- Bayside Gardens, Oregon Location within Oregon Bayside Gardens, Oregon Location within the United States
- Coordinates: 45°42′52″N 123°54′59″W﻿ / ﻿45.71444°N 123.91639°W
- Country: United States
- State: Oregon
- County: Tillamook

Area
- • Total: 0.99 sq mi (2.57 km^{2})
- • Land: 0.99 sq mi (2.57 km^{2})
- • Water: 0 sq mi (0.00 km^{2})
- Elevation: 43 ft (13 m)

Population (2020)
- • Total: 1,214
- • Density: 1,224.6/sq mi (472.81/km^{2})
- Time zone: UTC-8 (Pacific (PST))
- • Summer (DST): UTC-7 (PDT)
- Area code: 503
- FIPS code: 41-04925
- GNIS feature ID: 2611715

= Bayside Gardens, Oregon =

Unincorporated community in the state of Oregon, United States

Bayside Gardens is an unincorporated community in Tillamook County, Oregon, United States. It lies along Route 101 between Manzanita and Nehalem and borders Nehalem Bay. For statistical purposes, the United States Census Bureau has defined Bayside Gardens as a census-designated place (CDP). The census definition of the area may not precisely correspond to local understanding of the area with the same name.

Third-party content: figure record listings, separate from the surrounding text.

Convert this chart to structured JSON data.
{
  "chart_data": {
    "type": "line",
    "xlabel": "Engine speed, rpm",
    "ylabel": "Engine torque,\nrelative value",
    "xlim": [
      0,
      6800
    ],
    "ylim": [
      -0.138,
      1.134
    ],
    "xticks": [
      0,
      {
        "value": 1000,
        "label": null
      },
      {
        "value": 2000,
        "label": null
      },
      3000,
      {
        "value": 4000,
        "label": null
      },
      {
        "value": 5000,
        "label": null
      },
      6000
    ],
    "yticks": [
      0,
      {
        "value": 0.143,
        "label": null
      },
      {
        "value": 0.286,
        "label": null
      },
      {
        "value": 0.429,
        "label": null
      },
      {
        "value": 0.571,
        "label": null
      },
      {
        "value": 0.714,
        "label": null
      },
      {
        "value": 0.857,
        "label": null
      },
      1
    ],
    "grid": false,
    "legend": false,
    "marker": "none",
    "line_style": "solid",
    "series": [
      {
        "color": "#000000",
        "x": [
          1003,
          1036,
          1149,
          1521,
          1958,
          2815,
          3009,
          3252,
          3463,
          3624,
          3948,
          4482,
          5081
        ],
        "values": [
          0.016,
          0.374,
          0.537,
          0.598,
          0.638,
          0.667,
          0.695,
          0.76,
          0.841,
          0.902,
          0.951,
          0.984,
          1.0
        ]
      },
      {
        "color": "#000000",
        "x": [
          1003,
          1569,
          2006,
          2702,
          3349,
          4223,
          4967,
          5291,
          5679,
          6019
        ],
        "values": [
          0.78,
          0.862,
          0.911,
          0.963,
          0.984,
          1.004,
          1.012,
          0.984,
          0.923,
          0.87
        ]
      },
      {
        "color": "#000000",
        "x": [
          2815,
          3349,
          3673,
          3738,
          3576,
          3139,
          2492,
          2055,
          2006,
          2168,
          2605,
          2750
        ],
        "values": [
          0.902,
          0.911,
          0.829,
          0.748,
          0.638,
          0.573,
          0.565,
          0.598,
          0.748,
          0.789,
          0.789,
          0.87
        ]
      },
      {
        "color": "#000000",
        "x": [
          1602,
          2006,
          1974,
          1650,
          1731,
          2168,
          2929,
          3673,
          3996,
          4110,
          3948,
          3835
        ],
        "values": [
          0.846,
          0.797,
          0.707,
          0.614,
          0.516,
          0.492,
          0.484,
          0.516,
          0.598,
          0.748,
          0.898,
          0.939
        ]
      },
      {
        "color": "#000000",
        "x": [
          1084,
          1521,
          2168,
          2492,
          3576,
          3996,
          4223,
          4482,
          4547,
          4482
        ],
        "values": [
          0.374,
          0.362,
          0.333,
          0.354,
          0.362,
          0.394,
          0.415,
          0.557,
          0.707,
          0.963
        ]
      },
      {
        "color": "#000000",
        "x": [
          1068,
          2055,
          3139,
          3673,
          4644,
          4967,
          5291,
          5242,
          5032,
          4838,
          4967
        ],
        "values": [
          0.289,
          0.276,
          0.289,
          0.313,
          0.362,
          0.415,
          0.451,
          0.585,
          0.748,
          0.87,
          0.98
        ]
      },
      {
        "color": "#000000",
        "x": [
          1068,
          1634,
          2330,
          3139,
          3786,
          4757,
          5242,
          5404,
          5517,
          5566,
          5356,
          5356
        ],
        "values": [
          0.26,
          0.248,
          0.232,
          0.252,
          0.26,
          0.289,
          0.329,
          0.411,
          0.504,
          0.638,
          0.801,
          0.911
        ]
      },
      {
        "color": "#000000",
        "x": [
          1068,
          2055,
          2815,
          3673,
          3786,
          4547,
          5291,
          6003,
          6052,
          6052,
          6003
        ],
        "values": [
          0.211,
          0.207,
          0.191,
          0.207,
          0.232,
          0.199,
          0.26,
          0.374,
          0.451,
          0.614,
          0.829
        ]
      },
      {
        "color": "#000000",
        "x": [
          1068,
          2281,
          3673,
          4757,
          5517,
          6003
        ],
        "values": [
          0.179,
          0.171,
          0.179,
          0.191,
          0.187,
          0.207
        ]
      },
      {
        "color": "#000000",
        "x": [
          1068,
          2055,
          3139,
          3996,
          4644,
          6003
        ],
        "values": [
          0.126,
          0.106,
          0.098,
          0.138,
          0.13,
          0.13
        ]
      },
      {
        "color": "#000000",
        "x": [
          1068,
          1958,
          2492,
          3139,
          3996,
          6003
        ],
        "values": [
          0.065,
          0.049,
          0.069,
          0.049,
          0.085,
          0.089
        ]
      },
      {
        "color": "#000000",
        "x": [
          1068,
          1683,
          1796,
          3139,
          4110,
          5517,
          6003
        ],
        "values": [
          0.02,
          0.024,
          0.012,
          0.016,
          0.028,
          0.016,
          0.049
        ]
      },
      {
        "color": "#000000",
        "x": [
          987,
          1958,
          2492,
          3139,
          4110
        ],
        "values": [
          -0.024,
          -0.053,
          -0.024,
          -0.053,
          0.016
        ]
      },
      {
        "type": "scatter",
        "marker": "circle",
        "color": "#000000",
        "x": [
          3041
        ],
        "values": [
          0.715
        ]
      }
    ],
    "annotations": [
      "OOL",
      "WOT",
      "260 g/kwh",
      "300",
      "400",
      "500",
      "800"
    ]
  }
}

As of the 2020 census, Bayside Gardens had a population of 1,214.
==Demographics==

Historical population
| Census | Pop. | Note | %± |
| 2020 | 1,214 |  | — |
U.S. Decennial Census

==Education==
It is in the Neah-Kah-Nie School District 56. The district's comprehensive high school is Neah-Kah-Nie High School.

The county is in the Tillamook Bay Community College district.